Understanding the costs of surgical care and the drivers of those costs is necessary for moving toward providing value-based musculoskeletal care. This research showed see how common medical comorbidities and specific total elbow arthroplasty (TEA) indications affected reimbursement costs throughout a 90-day TEA episode. The secondary goal was to figure out what was causing these charges. From a commercially available national database of 53 million individuals, administrative health claims for orthopedic intervention patients between 2010 and 2020 were queried using particular illness categorization and procedural terminology codes. Commercially insured patients were separated into distinct cohorts based on surgical indications and medical comorbidity. They assessed surgical encounters, 89-day postoperative period, and overall 90-day reimbursement expenses. They determined cost drivers for the first 89 days after surgery. For comparison, descriptive statistics and the Kruskal-Wallis test were used.
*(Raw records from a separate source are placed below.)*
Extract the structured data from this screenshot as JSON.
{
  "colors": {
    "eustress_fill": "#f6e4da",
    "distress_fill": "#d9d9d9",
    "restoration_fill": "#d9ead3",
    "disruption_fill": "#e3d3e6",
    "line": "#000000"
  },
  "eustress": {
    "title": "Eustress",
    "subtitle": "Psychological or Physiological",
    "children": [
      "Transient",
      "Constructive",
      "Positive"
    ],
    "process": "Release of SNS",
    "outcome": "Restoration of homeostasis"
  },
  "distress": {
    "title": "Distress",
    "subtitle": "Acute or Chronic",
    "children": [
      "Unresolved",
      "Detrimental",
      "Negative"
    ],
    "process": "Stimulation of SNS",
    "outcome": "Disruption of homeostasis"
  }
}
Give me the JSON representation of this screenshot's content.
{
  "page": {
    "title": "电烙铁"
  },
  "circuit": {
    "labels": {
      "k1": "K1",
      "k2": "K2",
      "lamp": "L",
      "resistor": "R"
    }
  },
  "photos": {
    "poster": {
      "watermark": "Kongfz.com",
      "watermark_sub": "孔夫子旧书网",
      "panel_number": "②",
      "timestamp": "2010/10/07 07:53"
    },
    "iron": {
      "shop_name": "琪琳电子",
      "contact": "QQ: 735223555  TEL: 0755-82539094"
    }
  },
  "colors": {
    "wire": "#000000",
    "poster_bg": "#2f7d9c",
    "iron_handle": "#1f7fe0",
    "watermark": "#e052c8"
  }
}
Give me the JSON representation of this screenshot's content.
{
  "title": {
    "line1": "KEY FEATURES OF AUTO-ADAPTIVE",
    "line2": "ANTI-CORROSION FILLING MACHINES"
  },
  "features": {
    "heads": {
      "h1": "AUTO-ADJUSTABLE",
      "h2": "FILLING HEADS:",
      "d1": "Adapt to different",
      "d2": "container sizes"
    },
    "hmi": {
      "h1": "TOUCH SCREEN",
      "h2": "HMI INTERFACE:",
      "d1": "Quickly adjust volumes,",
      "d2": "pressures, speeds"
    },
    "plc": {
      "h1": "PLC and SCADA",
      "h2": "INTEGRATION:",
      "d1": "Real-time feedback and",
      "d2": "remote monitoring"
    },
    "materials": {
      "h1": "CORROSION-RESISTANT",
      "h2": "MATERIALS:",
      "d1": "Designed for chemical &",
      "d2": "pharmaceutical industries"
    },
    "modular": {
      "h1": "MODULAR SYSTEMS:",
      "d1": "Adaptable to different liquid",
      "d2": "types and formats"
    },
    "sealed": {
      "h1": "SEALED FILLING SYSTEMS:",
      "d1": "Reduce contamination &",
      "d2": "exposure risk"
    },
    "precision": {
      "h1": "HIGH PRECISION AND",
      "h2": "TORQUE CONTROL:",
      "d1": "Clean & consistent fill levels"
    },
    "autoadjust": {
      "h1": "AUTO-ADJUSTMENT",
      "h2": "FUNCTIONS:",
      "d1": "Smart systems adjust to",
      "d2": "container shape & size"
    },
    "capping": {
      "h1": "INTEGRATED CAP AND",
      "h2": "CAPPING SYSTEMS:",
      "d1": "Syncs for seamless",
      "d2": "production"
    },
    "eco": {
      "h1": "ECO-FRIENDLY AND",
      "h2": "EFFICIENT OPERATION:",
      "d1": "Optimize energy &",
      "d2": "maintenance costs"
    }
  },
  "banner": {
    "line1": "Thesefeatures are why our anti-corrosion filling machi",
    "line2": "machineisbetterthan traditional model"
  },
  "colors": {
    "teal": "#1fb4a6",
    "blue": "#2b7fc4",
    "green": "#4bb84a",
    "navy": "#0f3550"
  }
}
A total of 378 people were recognized as having undergone TEA. The average surgical encounter reimbursement cost ($13,393 ± $8,314) did not differ significantly based on patient variables. When stratified by surgical indication (p<0.0001) or medical comorbidity (p<0.0001), the mean reimbursement cost of the 89-day postoperative period ($4,232 ± $2,343) differed. The most expensive postoperative phase was revealed by the indication of rheumatoid arthritis ($4,864 ± $1,136) and the comorbidity of chronic kidney disease ($5,873 ± $1,165). When stratified by surgical indication (P=0.00083) or medical comorbidity (P<0.0001), the total 90-day reimbursement cost ($16,982 ± $4,132) differed significantly, with the indication of acute fracture ($18,870 ± $3,971) and the comorbidity of chronic pulmonary disease ($19,194 ± $3,829) demonstrating the most expensive total 90-day cost. Readmission-related inpatient charges accounted for 38% of the overall reimbursement cost. Overall, 5.0% of patients were readmitted, with a mean readmission cost of $16,296.
Surgical indications and medical comorbidities during the postoperative period and the entire 90-day episode of treatment have a substantial impact on TEA reimbursements. The need for surgeons and policymakers to understand treatment costs associated with distinct patient-level characteristics will grow as the United States converts to value-based healthcare.